If Eddie Robinson was alive today no one would know that in 1968 Grambling University played football on every major television network. No one would know that Grambling and Robinson were the subjects of a Howard Cosell documentary, 100 Yards to Glory.

If Eddie Robinson was only ill his sickness would be mentioned in passing and no one would know that of the more than 4500 student athletes Robinson coached, 85% graduated from college. No one would know that in his second season as a head coach his Grambling team was a perfect 9-0 and was not scored upon, a record never duplicated by any college team, anywhere.

Despite his monumental success as a head football coach, Robinson was only concerned about the future welfare of his players. This is what Eddie Robinson wanted the world to know:

“I tended to want to bring things out in a football player as a student. We were blessed to have some good football players, but when you graduate people, they seem to be good people. They get a degree, and they can go out and handle things.”

It is said that Robinson coached every athlete as if he wanted him to marry his daughter.

If Eddie Robinson was alive today the only news we would hear about football players would be how it is imperative that the NFL make an example of Pacman Jones and perhaps suspend him for the season; sports media driving public sentiment. All we would hear is how Cincinnati Bengals wide receiver Chris Henry begged NFL commissioner Roger Goddell not to be shelved. And we would be lied to and told that it was the players who initiated this non-solution to a problem that affects only 2% of all NFL players.

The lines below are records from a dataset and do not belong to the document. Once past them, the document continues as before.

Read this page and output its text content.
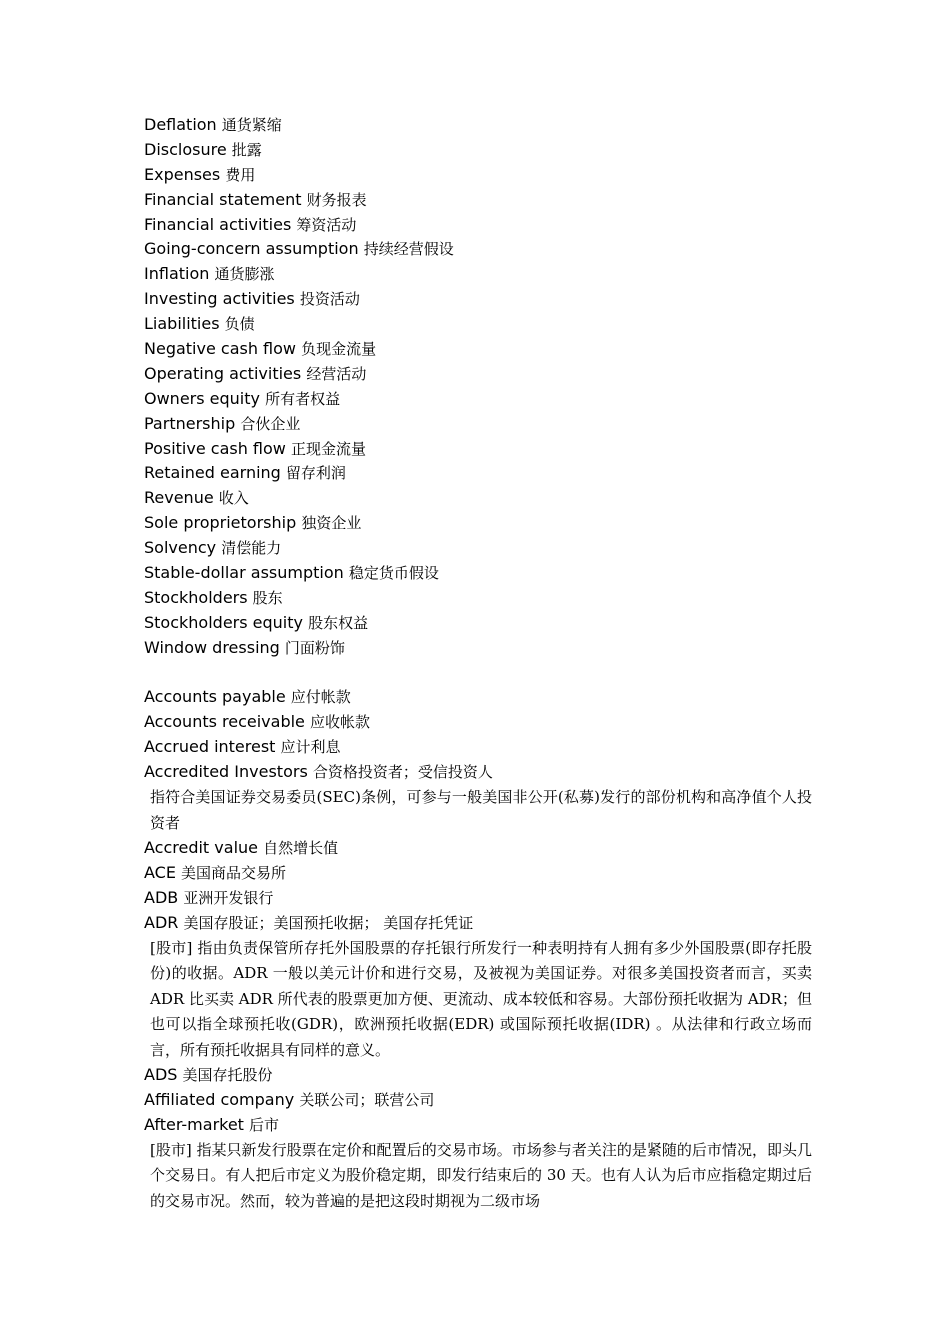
Deflation 通货紧缩
Disclosure 批露
Expenses 费用
Financial statement 财务报表
Financial activities 筹资活动
Going-concern assumption 持续经营假设
Inflation 通货膨涨
Investing activities 投资活动
Liabilities 负债
Negative cash flow 负现金流量
Operating activities 经营活动
Owners equity 所有者权益
Partnership 合伙企业
Positive cash flow 正现金流量
Retained earning 留存利润
Revenue 收入
Sole proprietorship 独资企业
Solvency 清偿能力
Stable-dollar assumption 稳定货币假设
Stockholders 股东
Stockholders equity 股东权益
Window dressing 门面粉饰
Accounts payable 应付帐款
Accounts receivable 应收帐款
Accrued interest 应计利息
Accredited Investors 合资格投资者；受信投资人

指符合美国证券交易委员(SEC)条例，可参与一般美国非公开(私募)发行的部份机构和高净值个人投资者

Accredit value 自然增长值
ACE 美国商品交易所
ADB 亚洲开发银行
ADR 美国存股证；美国预托收据； 美国存托凭证

[股市] 指由负责保管所存托外国股票的存托银行所发行一种表明持有人拥有多少外国股票(即存托股份)的收据。ADR 一般以美元计价和进行交易，及被视为美国证券。对很多美国投资者而言，买卖 ADR 比买卖 ADR 所代表的股票更加方便、更流动、成本较低和容易。大部份预托收据为 ADR；但也可以指全球预托收(GDR)，欧洲预托收据(EDR) 或国际预托收据(IDR) 。从法律和行政立场而言，所有预托收据具有同样的意义。

ADS 美国存托股份
Affiliated company 关联公司；联营公司
After-market 后市

[股市] 指某只新发行股票在定价和配置后的交易市场。市场参与者关注的是紧随的后市情况，即头几个交易日。有人把后市定义为股价稳定期，即发行结束后的 30 天。也有人认为后市应指稳定期过后的交易市况。然而，较为普遍的是把这段时期视为二级市场
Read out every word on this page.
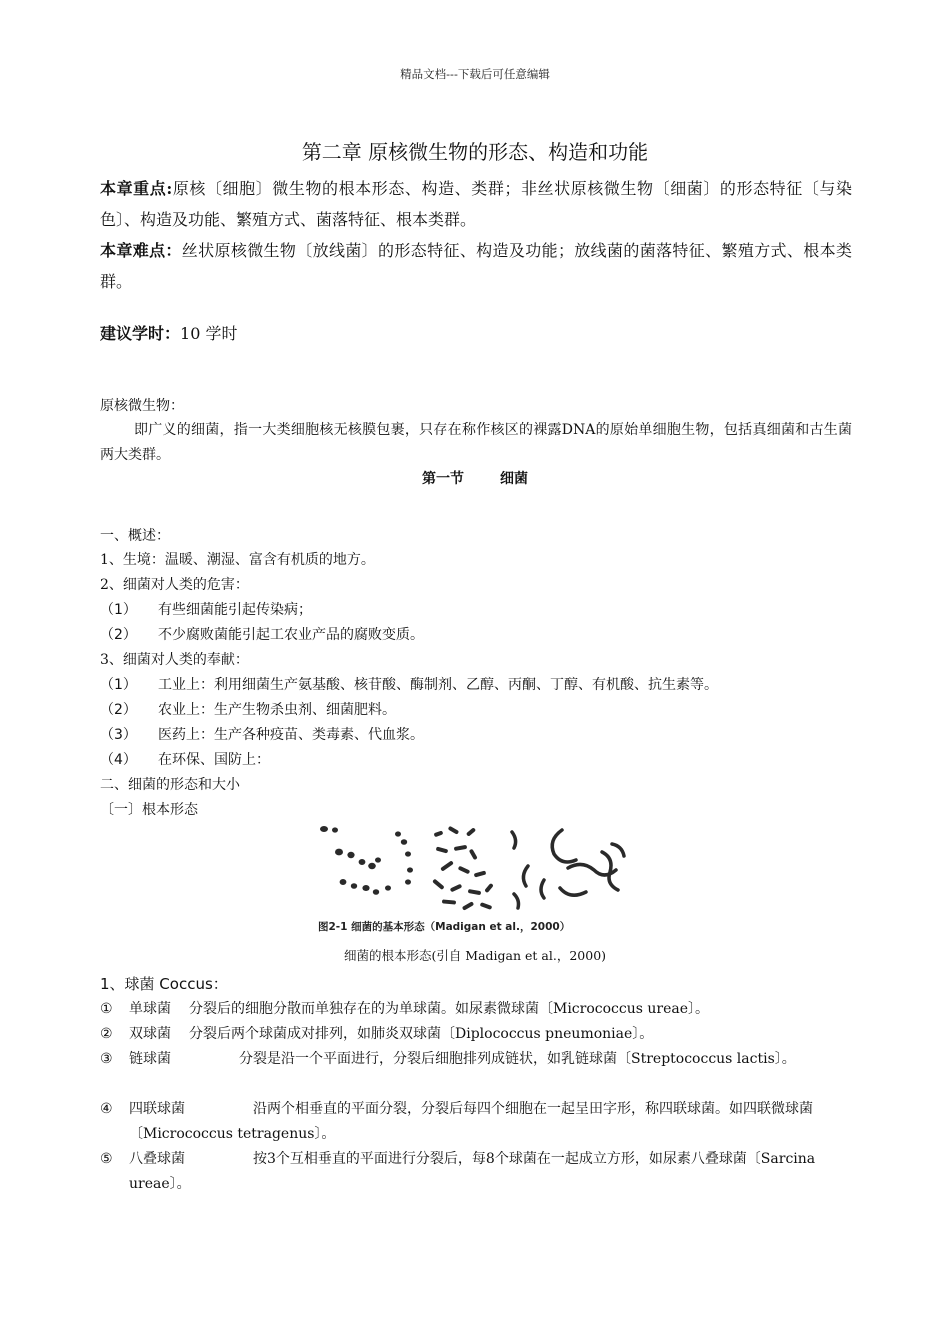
精品文档---下载后可任意编辑
第二章 原核微生物的形态、构造和功能
本章重点:原核〔细胞〕微生物的根本形态、构造、类群；非丝状原核微生物〔细菌〕的形态特征〔与染色〕、构造及功能、繁殖方式、菌落特征、根本类群。
本章难点：丝状原核微生物〔放线菌〕的形态特征、构造及功能；放线菌的菌落特征、繁殖方式、根本类群。
建议学时：10 学时
原核微生物：
即广义的细菌，指一大类细胞核无核膜包裹，只存在称作核区的裸露DNA的原始单细胞生物，包括真细菌和古生菌两大类群。
第一节	细菌
一、概述：
1、生境：温暖、潮湿、富含有机质的地方。
2、细菌对人类的危害：
（1） 有些细菌能引起传染病；
（2） 不少腐败菌能引起工农业产品的腐败变质。
3、细菌对人类的奉献：
（1） 工业上：利用细菌生产氨基酸、核苷酸、酶制剂、乙醇、丙酮、丁醇、有机酸、抗生素等。
（2） 农业上：生产生物杀虫剂、细菌肥料。
（3） 医药上：生产各种疫苗、类毒素、代血浆。
（4） 在环保、国防上：
二、细菌的形态和大小
〔一〕根本形态
图2-1 细菌的基本形态（Madigan et al.，2000）
细菌的根本形态(引自 Madigan et al.，2000)
1、球菌 Coccus：
①	单球菌 分裂后的细胞分散而单独存在的为单球菌。如尿素微球菌〔Micrococcus ureae〕。
②	双球菌 分裂后两个球菌成对排列，如肺炎双球菌〔Diplococcus pneumoniae〕。
③	链球菌	分裂是沿一个平面进行，分裂后细胞排列成链状，如乳链球菌〔Streptococcus lactis〕。
④	四联球菌	沿两个相垂直的平面分裂，分裂后每四个细胞在一起呈田字形，称四联球菌。如四联微球菌〔Micrococcus tetragenus〕。
⑤	八叠球菌	按3个互相垂直的平面进行分裂后，每8个球菌在一起成立方形，如尿素八叠球菌〔Sarcina ureae〕。
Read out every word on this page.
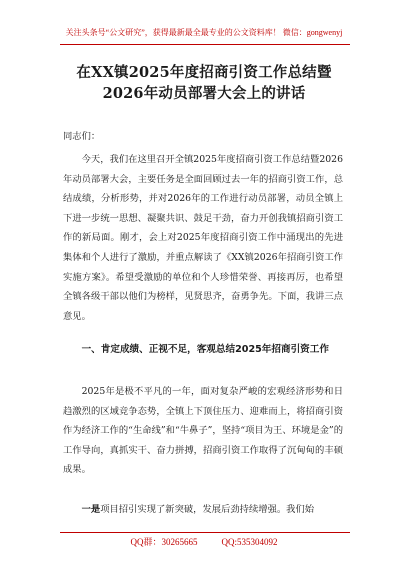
关注头条号“公文研究”，获得最新最全最专业的公文资料库！ 微信：gongwenyj
在XX镇2025年度招商引资工作总结暨
2026年动员部署大会上的讲话
同志们：
今天，我们在这里召开全镇2025年度招商引资工作总结暨2026年动员部署大会，主要任务是全面回顾过去一年的招商引资工作，总结成绩，分析形势，并对2026年的工作进行动员部署，动员全镇上下进一步统一思想、凝聚共识、鼓足干劲，奋力开创我镇招商引资工作的新局面。刚才，会上对2025年度招商引资工作中涌现出的先进集体和个人进行了激励，并重点解读了《XX镇2026年招商引资工作实施方案》。希望受激励的单位和个人珍惜荣誉、再接再厉，也希望全镇各级干部以他们为榜样，见贤思齐，奋勇争先。下面，我讲三点意见。
一、肯定成绩、正视不足，客观总结2025年招商引资工作
2025年是极不平凡的一年，面对复杂严峻的宏观经济形势和日趋激烈的区域竞争态势，全镇上下顶住压力、迎难而上，将招商引资作为经济工作的“生命线”和“牛鼻子”，坚持“项目为王、环境是金”的工作导向，真抓实干、奋力拼搏，招商引资工作取得了沉甸甸的丰硕成果。
一是项目招引实现了新突破，发展后劲持续增强。我们始
QQ群：30265665	QQ:535304092
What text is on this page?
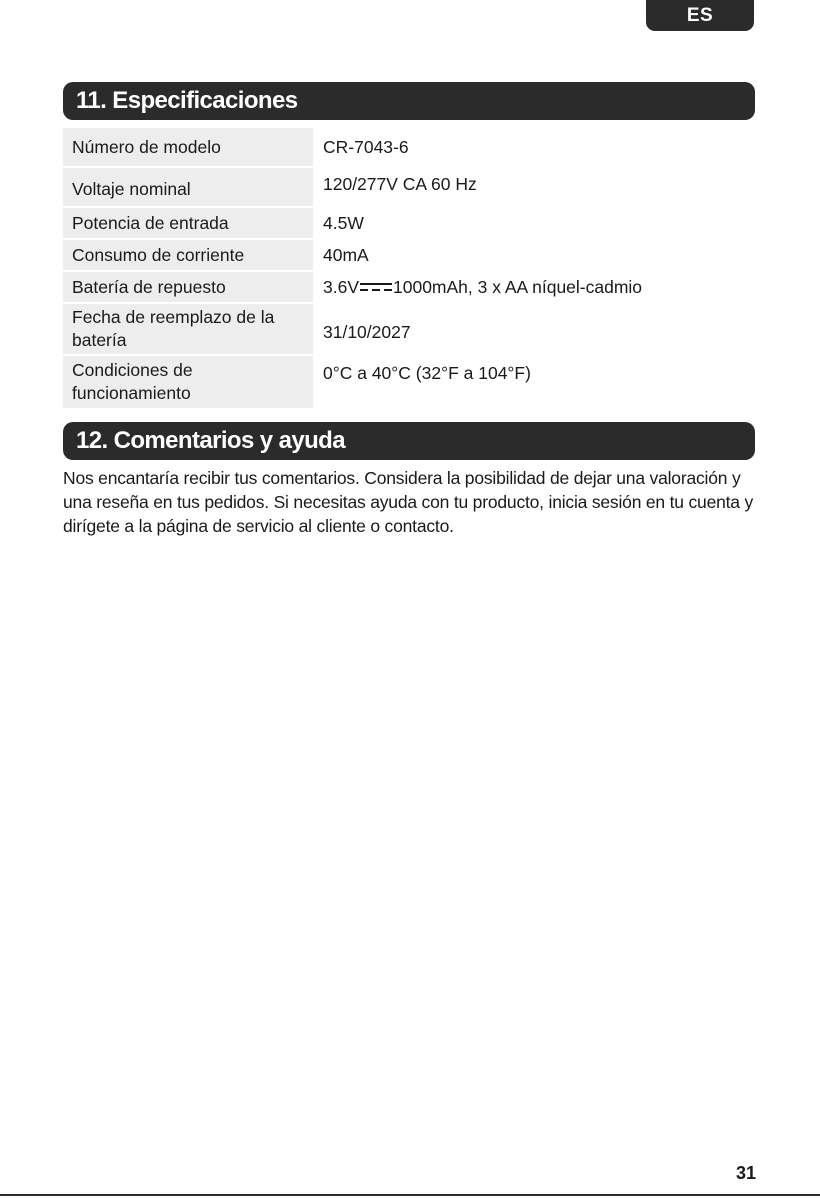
ES
11. Especificaciones
Número de modelo	CR-7043-6
Voltaje nominal	120/277V CA 60 Hz
Potencia de entrada	4.5W
Consumo de corriente	40mA
Batería de repuesto	3.6V 1000mAh, 3 x AA níquel-cadmio
Fecha de reemplazo de la batería	31/10/2027
Condiciones de funcionamiento	0°C a 40°C (32°F a 104°F)
12. Comentarios y ayuda

Nos encantaría recibir tus comentarios. Considera la posibilidad de dejar una valoración y una reseña en tus pedidos. Si necesitas ayuda con tu producto, inicia sesión en tu cuenta y dirígete a la página de servicio al cliente o contacto.

31
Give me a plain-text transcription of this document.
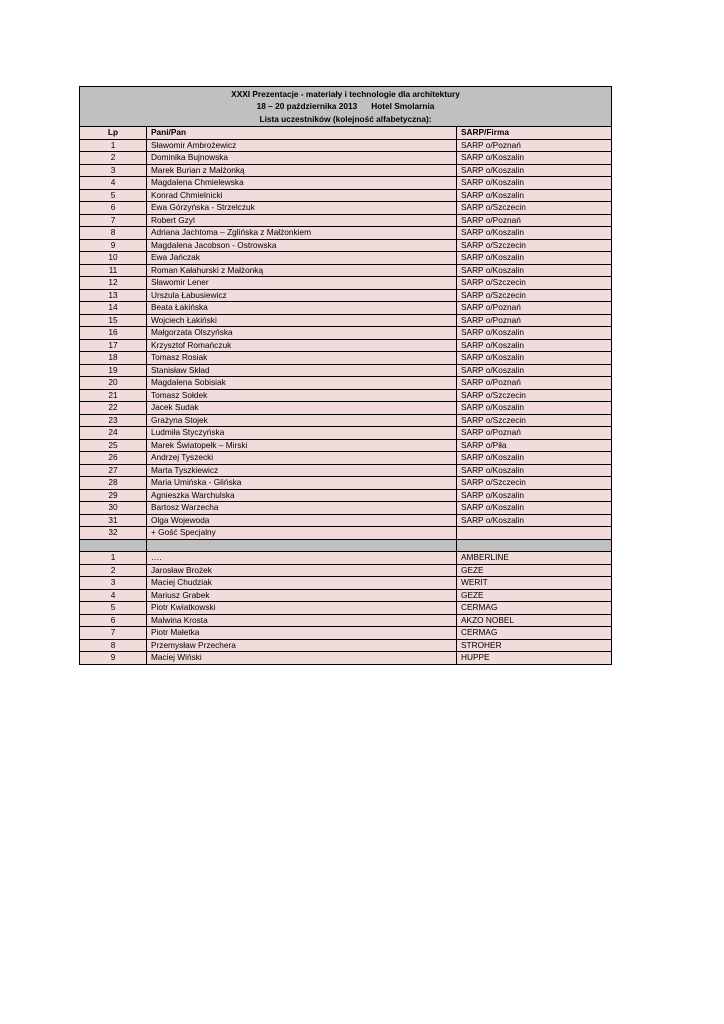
XXXI Prezentacje - materiały i technologie dla architektury
18 – 20 października 2013 Hotel Smolarnia
Lista uczestników (kolejność alfabetyczna):		

Lp	Pani/Pan	SARP/Firma
1	Sławomir Ambrożewicz	SARP o/Poznań
2	Dominika Bujnowska	SARP o/Koszalin
3	Marek Burian z Małżonką	SARP o/Koszalin
4	Magdalena Chmielewska	SARP o/Koszalin
5	Konrad Chmielnicki	SARP o/Koszalin
6	Ewa Górzyńska - Strzelczuk	SARP o/Szczecin
7	Robert Gzyl	SARP o/Poznań
8	Adriana Jachtoma – Zglińska z Małżonkiem	SARP o/Koszalin
9	Magdalena Jacobson - Ostrowska	SARP o/Szczecin
10	Ewa Jańczak	SARP o/Koszalin
11	Roman Kałahurski z Małżonką	SARP o/Koszalin
12	Sławomir Lener	SARP o/Szczecin
13	Urszula Łabusiewicz	SARP o/Szczecin
14	Beata Łakińska	SARP o/Poznań
15	Wojciech Łakiński	SARP o/Poznań
16	Małgorzata Olszyńska	SARP o/Koszalin
17	Krzysztof Romańczuk	SARP o/Koszalin
18	Tomasz Rosiak	SARP o/Koszalin
19	Stanisław Skład	SARP o/Koszalin
20	Magdalena Sobisiak	SARP o/Poznań
21	Tomasz Sołdek	SARP o/Szczecin
22	Jacek Sudak	SARP o/Koszalin
23	Grażyna Stojek	SARP o/Szczecin
24	Ludmiła Styczyńska	SARP o/Poznań
25	Marek Światopełk – Mirski	SARP o/Piła
26	Andrzej Tyszecki	SARP o/Koszalin
27	Marta Tyszkiewicz	SARP o/Koszalin
28	Maria Umińska - Glińska	SARP o/Szczecin
29	Agnieszka Warchulska	SARP o/Koszalin
30	Bartosz Warzecha	SARP o/Koszalin
31	Olga Wojewoda	SARP o/Koszalin
32	+ Gość Specjalny	

1	….	AMBERLINE
2	Jarosław Brożek	GEZE
3	Maciej Chudziak	WERIT
4	Mariusz Grabek	GEZE
5	Piotr Kwiatkowski	CERMAG
6	Malwina Krosta	AKZO NOBEL
7	Piotr Małetka	CERMAG
8	Przemysław Przechera	STROHER
9	Maciej Wiński	HUPPE
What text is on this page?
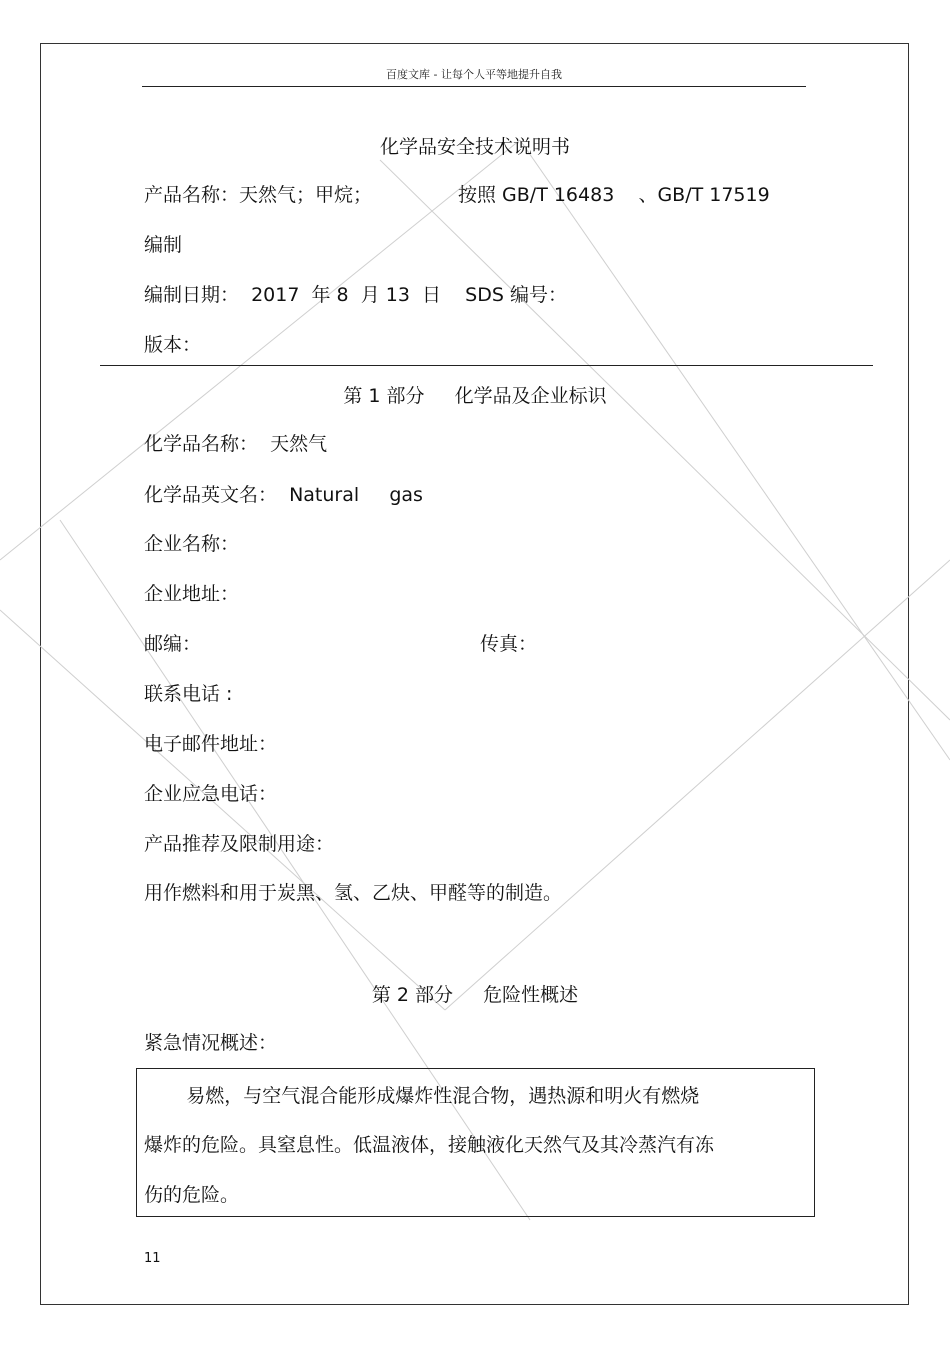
百度文库 - 让每个人平等地提升自我
化学品安全技术说明书
产品名称：天然气；甲烷；	按照 GB/T 16483    、GB/T 17519
编制
编制日期：  2017  年 8  月 13  日    SDS 编号：
版本：
第 1 部分     化学品及企业标识
化学品名称：  天然气
化学品英文名：  Natural     gas
企业名称：
企业地址：
邮编：	传真：
联系电话 :
电子邮件地址：
企业应急电话：
产品推荐及限制用途：
用作燃料和用于炭黑、氢、乙炔、甲醛等的制造。
第 2 部分     危险性概述
紧急情况概述：
易燃，与空气混合能形成爆炸性混合物，遇热源和明火有燃烧
爆炸的危险。具窒息性。低温液体，接触液化天然气及其冷蒸汽有冻
伤的危险。
11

If not for Eddie Robinson’s passing today we would have no clue that there are positive Black role models in football, or sports, for that matter. The big news elsewhere is the patently racist rhetoric that the paucity of Black baseball players is because of Barry Bonds and his court-induced involvement in the steroids scandal that rules the day.

The fact is that there are positive role Black models on every team on every sideline, on every bench, and in every dugout of every collegiate and professional football, basketball, and baseball program and team in America. The problem is that it is too easy to focus on some malaprop, to play on the existing ingrained racism and racial fears this bastion of “tolerance” called the United States supports and has a vested interest in fostering.

But if you asked any sports media outlet, no matter how large or small, why Black athletes are so rarely shown in a positive light, they’d smile weakly, sheepishly, and guiltily. They’d shrug their shoulders and say, ‘We’d love to, but that’s not what the public wants. Positive doesn’t sell.’ Sure, go tell it on the mountain.

If only Eddie Robinson could die every day.